A dare il “lieto” annuncio della morte di Totò Riina, sui manifesti che hanno tappezzato Ercolano, sono tutte le vittime innocenti della Mafia, nomi che ci riportano alla mente  stragi, esplosioni, sangue di politici, di magistrati, di mogli, di uomini delle scorte, di donne, bambini, di innocenti. Sangue di chi ha provato a cambiare il mondo.

Volutamente ho deciso di non apporre in questo editoriale foto del latitante per eccellenza perché non venga fatta ulteriore pubblicità al volto che si trovò innanzi, per il colpo di grazia, il Generale Dalla Chiesa.

La ferocia della Mafia non deve però  richiamare altro odio, pur comprendendo il tono provocatorio del manifesto di Ercolano, il nostro resta un annuncio, una notizia di cronaca, non un “lieto” annuncio. Il “Capo dei Capi”, la “Belva”, “o curtu”, come lo chiamavano, il non -pentito, il capo di Cosa Nostra, colui che ha sfidato, minacciato, ucciso politici, magistrati e gente innocente, l’uomo dai deliri di onnipotenza capace di dar vita ad un una latitanza di ben 24 anni, è morto mentre stava scontando 26 anni di ergastolo.

Fu lui il mandante, tra gli altri, dell’uccisione di Piersanti Mattarella, Presidente DC della Regione Sicilia e di Pio la Torre segretario regionale  PC  uccisi entrambi nel 1982; del Generale Carlo Alberto Dalla Chiesa, allora Prefetto di Palermo, di sua moglie, dell’agente di scorta. Fu lui a ordinare l’uccisione di Rocco Chinnici, tra gli ideatori del Pool Antimafia. Fu dopo le dichiarazioni rese dal pentito Buscetta che l’Italia conobbe gli omicidi del politico Salvo Lima, dei giudici Giovanni Falcone, di sua moglie Francesca Morvillo, della scorta, del giudice Paolo Borsellino.

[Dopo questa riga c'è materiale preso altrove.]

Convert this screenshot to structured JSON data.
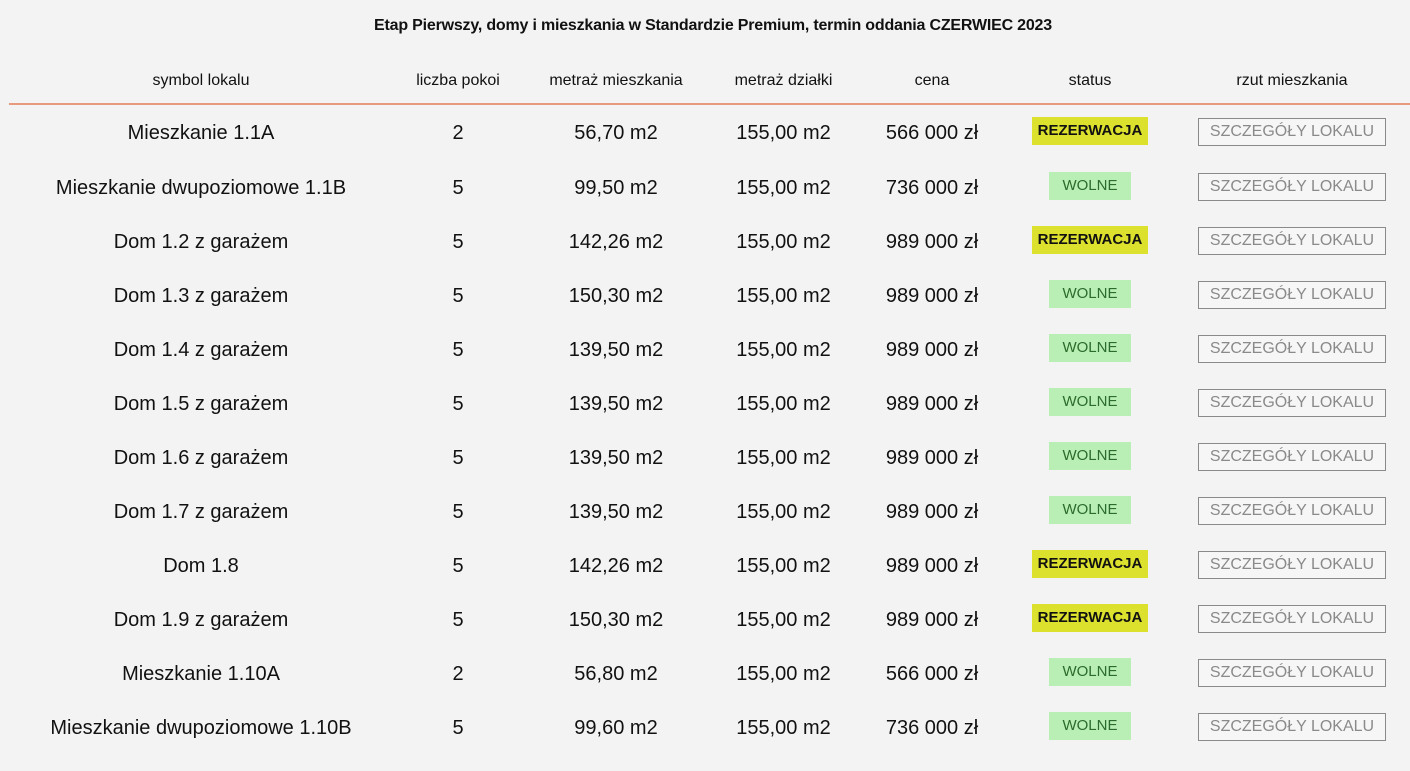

E’ il 15 gennaio 1993 data in cui Riina viene catturato vicino casa, con il suo autista,  dal Capitano Ultimo dei Ros e condannato al carcere duro 41-bis.

In quel momento a vincere è lo Stato, questa la vera giustizia.

Rinchiuso nel supercarcere dell’ Asinara poi in quello di Ascoli Piceno, in quello milanese di Opera, viene operato due volte. Ma per lui, il Capo dei Capi, alla morte, nessun funerale, al massimo una benedizione privata nel caso in cui i familiari  lo dovessero richiedere, perché si sa, una benedizione non si nega a nessuno. I mafiosi che adorano il male sono scomunicati e, da scomunicato, Riina, dopo tante aule di tribunale ora siede nel tribunale di Dio.